Terkait penguasaan, data lahan petani yang semakin tergerus mengutip laporan Badan Pusat Statistik (BPS) menyebutkan : Petani di era 1960an masih menguasai lahan hingga 1,1 ha. Jumlah itu kemudian turun menjadi 0,8 ha pada periode 2000an. Melansir data BPS per 2018, menghitung luas lahan rata-rata kepemilikan petani mengerucut menjadi 0,5 ha.

Lebih detil lagi dari penguasaan 0,5 ha ada 60% petani yang hanya menguasai lahan seluas 1.000 m2 atau sekitar 0,1 ha. Jadi bisa dibayangkan, bahwa seiring dengan perjalanan bangsa dan digembor-gemborkannya pembangunan di Indonesia, tetapi ternyata penguasaan lahan kita semakin menurun.

Adapun masalah utama yang dihadapi petani kita yaitu rendahnya menejemen, tidak adanya pengarahan kongktrit di masa lalu atas tata kelola lahan. Yang kemudian terjadi kepemilikan lahan sebagian besar tidak bisa bertambah dan cenderung menurun dari generasi ke generasi akibat dibagi-bagi untuk anak dan keturunanya. Ditambah lagi pengaruh kapitalisme yang selalu memberikan iming-iming segala bentuk barang bersifatnya sekunder hingga tersier membentuk pola hidup konsumtif. Tidak sedikit para petani melepaskan asetnya untuk ditukar dengan kebutuhan tuntutan zaman.

Berikutnya adalah faktor kondisi kerusakan ekosistem. Berbagai gangguan baik dari hewan dan tumbuhan yang diakibatkan tidak simbangnya rantai pasokan makanan ekosistem di alam. Pada posisi ini semakin lama jumlah petani nusantara akan semakin menurun begitu pula lahannya. Penderitaan belum cukup sampai di situ dengan keterbatasan sisa lahan dengan terpaksa bertahan menggunakan segala cara untuk mengejar produktivitas.

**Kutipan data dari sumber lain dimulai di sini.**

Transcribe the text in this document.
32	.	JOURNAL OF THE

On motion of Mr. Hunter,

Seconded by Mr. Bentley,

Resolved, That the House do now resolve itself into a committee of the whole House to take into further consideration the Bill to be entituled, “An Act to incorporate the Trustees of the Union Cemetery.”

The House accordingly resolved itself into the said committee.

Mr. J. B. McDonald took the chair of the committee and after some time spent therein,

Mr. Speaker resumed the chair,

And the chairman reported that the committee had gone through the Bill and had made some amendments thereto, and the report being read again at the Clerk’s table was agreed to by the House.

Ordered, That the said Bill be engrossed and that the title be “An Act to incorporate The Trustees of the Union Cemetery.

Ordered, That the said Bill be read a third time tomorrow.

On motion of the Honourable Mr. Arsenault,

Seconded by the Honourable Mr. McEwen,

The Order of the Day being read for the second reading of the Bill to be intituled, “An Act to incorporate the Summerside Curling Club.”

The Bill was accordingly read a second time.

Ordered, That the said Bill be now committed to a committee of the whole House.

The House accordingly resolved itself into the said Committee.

Salah satunya dengan memperkosa lahan, pemberian pupuk-pupuk serta pengunaan segala pestisida yang berlebihan. Pada kenyataanya sangat berbeda alih-alih petani mendapatkan impian pencapaian, tapi yang terjadi dalam jangka pendek justru terjerumus pada situasi yang sangat buruk. Material berupa pupuk sebagai alat pemerkosa lahan menjadi sangat langka atau harganya mahal . Penguasaan penyaluran pupuk sebagaian besar dilakukan oleh kelompok tertentu yang di dalamnya sebagaian juga merupakan tengkulak dan renteneir Lengkaplah sudah penderitaan petani dari. Impian dan harapan besar untuk bisa sejahtera semakin menjauh, berangsur-angsur terjepit dilema yang berkepanjangan.

Dari sisi yang berbeda dalam rangka merespon issu pangan global pemerintah konon membangun Food Estate. Tidak ada yang salah dengan program itu, tapi juga tidak terlalu tepat karena dari proyek tersebut siapa yang diuntungkan ? Apakah mereka harus down grade dari profesi petani, turun jadi buruh tani? Catatan pentingnya pemilik dan pengelola food estate adalah ujung-ujungnya bagian dari oligarki kapitalis berwajah pengusaha.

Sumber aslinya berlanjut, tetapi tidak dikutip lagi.